Перед нами стоял низенький мужчина, весьма упитанный, лысый и розовощекий. Он покусывал травинку, внимательно смотрел зелеными глазами. Широкий лоб, нос картошкой, густые брови, пухлые губы. Одет в какой-то невзрачненький бежевый костюм и рубашку в клеточку. Под мышкой зажал коричневый старенький портфельчик с огромной бронзовой пряжкой. Почему-то казалось, что сейчас его откроют, вынут жареный пирожок в промасленной бумаге и примутся жевать. В общем… странный тип.
– Ты, Виктор Сергеевич, – вдруг елейным тоном сообщил Григорий Любомирович, заставив меня обалдело захлопать глазами. Никогда не слышала, чтоб он так говорил!
– Ну, раз так, то любуйся, – хохотнул тот и, переваливаясь, приблизился к нам.
Несмотря на всю откровенную неуклюжесть, скользило в его движениях что-то непонятное: быстрое, резкое, цепкое. Складывалось ощущение, что он нарочно прикидывается таким лаптем.
– Никак молодую жену привел? – поинтересовался Виктор Сергеевич и осмотрел меня с искренним любопытством. – Хорошенькая да молоденькая. Как зовут?
Григорий Любомирович обнял меня за талию, так… показательно, мол, нечего рот разевать на чужое.
– Дина, – произнес он и чуть улыбнулся: – Ты мне тут свои замашки волчьи не демонстрируй. Могу ж обидеться.
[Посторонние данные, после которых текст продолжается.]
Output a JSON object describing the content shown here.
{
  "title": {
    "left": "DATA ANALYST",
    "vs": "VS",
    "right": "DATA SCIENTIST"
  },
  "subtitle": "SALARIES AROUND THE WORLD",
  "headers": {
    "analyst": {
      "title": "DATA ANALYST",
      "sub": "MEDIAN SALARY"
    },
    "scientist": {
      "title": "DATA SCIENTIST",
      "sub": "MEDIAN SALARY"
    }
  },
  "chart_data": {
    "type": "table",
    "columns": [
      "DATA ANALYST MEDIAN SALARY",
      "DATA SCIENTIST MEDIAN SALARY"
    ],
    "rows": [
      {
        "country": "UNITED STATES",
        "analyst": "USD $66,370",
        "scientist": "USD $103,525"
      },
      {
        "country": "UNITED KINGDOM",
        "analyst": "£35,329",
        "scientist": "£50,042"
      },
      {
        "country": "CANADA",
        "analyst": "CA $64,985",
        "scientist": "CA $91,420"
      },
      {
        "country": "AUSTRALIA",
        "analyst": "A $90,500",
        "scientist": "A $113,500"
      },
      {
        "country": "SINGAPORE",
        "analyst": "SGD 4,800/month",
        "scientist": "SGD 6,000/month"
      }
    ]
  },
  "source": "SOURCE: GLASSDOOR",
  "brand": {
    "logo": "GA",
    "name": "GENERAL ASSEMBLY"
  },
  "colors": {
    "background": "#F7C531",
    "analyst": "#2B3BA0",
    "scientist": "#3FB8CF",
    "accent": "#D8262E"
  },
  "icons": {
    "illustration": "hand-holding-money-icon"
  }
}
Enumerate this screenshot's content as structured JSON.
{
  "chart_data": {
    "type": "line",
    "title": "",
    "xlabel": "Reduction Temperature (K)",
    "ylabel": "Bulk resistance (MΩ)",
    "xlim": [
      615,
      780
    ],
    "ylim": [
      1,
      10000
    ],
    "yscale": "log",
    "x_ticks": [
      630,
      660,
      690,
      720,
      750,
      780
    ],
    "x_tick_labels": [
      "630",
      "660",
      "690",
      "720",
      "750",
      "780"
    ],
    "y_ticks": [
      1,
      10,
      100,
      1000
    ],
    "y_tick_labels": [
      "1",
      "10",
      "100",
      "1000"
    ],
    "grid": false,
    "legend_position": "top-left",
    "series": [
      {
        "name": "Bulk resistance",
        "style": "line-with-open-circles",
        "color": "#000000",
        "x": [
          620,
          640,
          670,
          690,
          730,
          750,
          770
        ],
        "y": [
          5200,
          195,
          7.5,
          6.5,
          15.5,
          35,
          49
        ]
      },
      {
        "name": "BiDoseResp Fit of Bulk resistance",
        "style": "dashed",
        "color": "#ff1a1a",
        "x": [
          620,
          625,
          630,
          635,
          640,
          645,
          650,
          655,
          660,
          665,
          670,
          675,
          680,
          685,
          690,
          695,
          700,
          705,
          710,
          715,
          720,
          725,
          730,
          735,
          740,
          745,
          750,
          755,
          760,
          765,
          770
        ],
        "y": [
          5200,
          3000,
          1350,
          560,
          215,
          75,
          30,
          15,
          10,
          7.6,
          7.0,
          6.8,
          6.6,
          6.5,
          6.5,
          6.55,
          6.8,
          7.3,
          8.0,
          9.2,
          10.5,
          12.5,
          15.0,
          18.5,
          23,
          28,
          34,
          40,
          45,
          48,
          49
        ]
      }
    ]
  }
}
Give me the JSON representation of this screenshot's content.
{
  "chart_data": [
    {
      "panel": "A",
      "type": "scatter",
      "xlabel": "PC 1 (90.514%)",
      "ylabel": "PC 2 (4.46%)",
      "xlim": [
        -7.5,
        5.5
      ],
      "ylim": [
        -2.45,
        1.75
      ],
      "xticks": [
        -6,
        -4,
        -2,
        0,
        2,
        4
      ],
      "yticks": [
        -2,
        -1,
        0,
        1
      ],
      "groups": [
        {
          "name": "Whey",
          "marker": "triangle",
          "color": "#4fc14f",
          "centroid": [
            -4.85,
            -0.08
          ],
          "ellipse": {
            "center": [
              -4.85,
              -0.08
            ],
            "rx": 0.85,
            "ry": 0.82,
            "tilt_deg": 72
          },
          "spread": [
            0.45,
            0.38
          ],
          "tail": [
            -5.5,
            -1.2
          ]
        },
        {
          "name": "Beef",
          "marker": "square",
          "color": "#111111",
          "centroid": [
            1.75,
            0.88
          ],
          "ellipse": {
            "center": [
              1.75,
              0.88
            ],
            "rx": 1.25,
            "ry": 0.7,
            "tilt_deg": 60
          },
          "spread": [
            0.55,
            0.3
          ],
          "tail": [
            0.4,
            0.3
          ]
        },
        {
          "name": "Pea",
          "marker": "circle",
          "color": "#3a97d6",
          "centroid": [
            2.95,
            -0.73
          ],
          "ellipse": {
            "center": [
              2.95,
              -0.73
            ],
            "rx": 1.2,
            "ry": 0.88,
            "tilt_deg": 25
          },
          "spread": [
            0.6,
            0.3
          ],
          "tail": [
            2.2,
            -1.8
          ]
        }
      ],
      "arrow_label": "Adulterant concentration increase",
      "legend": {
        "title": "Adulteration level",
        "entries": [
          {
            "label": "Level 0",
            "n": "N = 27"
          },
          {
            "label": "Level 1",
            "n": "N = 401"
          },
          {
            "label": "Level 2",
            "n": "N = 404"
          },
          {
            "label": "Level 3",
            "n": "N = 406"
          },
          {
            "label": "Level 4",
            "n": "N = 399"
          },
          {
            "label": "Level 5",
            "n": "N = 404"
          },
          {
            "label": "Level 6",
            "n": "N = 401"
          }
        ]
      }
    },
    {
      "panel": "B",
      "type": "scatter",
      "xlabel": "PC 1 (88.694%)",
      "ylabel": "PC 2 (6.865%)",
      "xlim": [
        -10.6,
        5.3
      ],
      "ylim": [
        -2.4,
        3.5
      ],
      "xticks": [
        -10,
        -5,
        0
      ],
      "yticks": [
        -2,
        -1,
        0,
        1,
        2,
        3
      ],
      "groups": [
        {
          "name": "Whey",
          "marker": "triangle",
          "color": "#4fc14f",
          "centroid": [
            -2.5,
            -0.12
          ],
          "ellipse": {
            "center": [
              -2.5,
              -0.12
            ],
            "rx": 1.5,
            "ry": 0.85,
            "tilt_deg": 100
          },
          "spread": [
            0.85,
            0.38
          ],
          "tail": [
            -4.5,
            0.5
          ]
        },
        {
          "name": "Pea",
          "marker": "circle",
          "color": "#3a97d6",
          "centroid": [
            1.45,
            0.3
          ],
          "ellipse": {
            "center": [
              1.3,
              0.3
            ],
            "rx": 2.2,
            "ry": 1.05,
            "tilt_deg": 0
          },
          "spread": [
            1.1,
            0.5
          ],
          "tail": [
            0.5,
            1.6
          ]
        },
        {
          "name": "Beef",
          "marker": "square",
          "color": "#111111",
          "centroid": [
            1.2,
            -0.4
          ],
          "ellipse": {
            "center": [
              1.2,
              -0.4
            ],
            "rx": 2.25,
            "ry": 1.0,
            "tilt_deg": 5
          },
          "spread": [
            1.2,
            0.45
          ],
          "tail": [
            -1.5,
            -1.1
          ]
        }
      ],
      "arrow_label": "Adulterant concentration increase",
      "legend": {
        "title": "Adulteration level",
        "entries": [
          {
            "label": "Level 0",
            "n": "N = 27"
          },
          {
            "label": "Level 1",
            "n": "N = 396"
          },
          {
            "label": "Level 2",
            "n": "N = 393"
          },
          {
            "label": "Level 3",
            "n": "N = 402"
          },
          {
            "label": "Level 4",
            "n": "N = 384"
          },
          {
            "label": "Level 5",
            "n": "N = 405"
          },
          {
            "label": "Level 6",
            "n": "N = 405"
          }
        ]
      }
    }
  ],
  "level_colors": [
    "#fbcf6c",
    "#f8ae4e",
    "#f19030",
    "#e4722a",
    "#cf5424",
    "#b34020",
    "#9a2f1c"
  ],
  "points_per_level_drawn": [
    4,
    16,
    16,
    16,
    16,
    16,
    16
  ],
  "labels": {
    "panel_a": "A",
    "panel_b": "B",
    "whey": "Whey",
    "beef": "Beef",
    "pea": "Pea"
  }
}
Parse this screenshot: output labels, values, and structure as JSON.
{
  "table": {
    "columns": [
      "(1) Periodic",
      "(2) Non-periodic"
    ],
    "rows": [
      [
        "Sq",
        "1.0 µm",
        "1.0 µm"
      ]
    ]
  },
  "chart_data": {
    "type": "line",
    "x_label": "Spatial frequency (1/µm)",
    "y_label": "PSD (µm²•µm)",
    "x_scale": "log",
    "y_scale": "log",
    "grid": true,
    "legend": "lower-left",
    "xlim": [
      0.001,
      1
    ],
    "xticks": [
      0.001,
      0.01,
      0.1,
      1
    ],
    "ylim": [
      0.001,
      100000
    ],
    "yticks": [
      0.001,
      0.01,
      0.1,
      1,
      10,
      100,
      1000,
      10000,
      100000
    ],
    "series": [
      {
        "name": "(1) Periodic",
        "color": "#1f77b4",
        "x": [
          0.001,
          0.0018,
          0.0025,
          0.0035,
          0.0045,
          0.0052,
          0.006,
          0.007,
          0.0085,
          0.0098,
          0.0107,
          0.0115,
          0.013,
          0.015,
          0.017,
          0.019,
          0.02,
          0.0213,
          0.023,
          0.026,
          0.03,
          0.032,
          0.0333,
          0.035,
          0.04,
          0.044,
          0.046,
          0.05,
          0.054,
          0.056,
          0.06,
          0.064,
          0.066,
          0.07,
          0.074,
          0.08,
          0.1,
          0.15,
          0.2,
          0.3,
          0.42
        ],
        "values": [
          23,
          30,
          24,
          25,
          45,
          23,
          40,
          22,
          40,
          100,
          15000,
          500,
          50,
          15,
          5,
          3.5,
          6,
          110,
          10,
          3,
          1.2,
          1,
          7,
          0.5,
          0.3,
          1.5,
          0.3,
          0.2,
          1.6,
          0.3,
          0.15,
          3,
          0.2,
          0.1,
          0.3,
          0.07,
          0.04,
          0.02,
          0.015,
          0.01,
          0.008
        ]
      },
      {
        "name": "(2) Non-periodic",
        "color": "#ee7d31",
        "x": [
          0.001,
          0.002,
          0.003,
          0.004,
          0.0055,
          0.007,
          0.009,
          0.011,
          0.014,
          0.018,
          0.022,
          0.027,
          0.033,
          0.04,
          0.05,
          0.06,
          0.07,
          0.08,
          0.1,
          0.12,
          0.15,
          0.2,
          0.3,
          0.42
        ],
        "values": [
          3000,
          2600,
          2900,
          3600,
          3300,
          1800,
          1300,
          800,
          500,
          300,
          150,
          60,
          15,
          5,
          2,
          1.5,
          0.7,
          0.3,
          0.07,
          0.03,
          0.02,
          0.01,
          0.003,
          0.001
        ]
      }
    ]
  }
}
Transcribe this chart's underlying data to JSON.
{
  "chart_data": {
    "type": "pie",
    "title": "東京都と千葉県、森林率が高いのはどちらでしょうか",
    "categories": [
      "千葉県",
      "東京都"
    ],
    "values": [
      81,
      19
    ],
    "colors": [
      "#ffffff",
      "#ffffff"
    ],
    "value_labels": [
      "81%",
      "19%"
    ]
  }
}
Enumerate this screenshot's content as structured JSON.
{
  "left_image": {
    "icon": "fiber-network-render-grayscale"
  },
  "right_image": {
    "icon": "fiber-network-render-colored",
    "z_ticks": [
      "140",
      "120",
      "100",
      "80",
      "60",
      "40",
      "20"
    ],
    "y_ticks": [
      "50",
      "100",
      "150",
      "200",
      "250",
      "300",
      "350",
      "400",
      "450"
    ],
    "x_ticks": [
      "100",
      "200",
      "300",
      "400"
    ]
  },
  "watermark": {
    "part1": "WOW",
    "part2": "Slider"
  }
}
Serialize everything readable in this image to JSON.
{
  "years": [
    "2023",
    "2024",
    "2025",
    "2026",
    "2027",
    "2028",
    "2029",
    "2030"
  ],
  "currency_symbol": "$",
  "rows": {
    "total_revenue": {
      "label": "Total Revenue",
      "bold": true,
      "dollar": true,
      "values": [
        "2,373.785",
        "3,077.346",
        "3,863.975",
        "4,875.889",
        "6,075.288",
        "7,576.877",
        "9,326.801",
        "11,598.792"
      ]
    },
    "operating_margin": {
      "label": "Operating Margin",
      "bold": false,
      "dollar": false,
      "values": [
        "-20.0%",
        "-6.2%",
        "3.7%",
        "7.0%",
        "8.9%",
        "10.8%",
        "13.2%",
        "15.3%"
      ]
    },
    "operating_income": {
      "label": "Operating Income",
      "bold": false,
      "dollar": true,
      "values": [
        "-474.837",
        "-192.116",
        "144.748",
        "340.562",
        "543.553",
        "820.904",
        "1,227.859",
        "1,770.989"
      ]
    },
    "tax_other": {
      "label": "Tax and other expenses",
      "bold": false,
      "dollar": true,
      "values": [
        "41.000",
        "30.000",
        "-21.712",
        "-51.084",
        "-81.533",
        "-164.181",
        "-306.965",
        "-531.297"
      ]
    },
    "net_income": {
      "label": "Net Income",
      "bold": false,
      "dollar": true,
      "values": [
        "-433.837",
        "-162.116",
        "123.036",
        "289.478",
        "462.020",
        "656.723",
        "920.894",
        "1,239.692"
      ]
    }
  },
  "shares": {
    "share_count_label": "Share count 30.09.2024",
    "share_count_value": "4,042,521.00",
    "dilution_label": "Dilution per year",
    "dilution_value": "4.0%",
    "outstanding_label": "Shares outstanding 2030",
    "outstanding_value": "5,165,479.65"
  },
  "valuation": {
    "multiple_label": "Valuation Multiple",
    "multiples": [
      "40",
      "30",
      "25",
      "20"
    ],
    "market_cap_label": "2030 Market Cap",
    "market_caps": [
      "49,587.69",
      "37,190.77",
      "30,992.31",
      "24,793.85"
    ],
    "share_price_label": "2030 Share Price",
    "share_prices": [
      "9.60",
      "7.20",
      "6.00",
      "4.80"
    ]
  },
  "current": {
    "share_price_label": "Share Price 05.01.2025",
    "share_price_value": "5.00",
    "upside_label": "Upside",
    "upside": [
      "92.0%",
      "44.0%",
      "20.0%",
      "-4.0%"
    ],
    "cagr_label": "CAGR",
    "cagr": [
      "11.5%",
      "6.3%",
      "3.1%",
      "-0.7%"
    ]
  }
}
Ты же знаешь – в отношении дам как я реагирую.
Я чуть не подпрыгнула. Волчьи! Ну конечно! Перед нами стоит Вовк – один из основателей университета. А я, дурында, стала тут и уши развесила. Слушаю всякое, а тут же надо собраться и быть начеку.
Вовк хохотал, сунул руку в карман, вынув клетчатый платок. Хм, что-то он прям фанат этой расцветки. Или узора? Честно, никогда не задумывалась, как правильно.
– Успокойся, Гриша, – примирительным тоном произнес он, – ты же знаешь, я люблю барышень постарше. Как Солоха, например.
Мне показалось или Чугайстрин скрипнул зубами? Я невольно сжала его руку. Еще не хватало тут эмоций и мордобоя за неудавшуюся любовь. Григорий Любомирович бросил на меня быстрый взгляд и ответил как ни в чем не бывало:
– Знаю. Только Солохе не до тебя сейчас.
Да уж, что есть, то есть. От нее ни на шаг на шабаше не отходил какой-то высокий мужчина с серебристыми глазами. Такой весь… вежливый, внимательный, обходительный. Прямо мечта. И Солоха выглядела на диво красивой. Впрочем, нет, не так. Красивая она всегда. А тут – дьявольски красивая.
Вовк только пожал плечами. Солоха явно не особо занимала его мысли. Посмотрел на свой портфельчик, принялся его деловито открывать.
– Решил представить молодую народу или еще какие дела привели?
Дышать вдруг стало трудно, показалось, что кто-то впился пальцами в мою шею и изо всех сил сдавливает. Что ответил Григорий Любомирович, я не услышала. Перед глазами вдруг все резко завертелось и заплясали черные точки. В ушах загудело, даже не расслышать криков и хохота с шабаша. Всхлипнув, я рухнула на землю и потеряла сознание.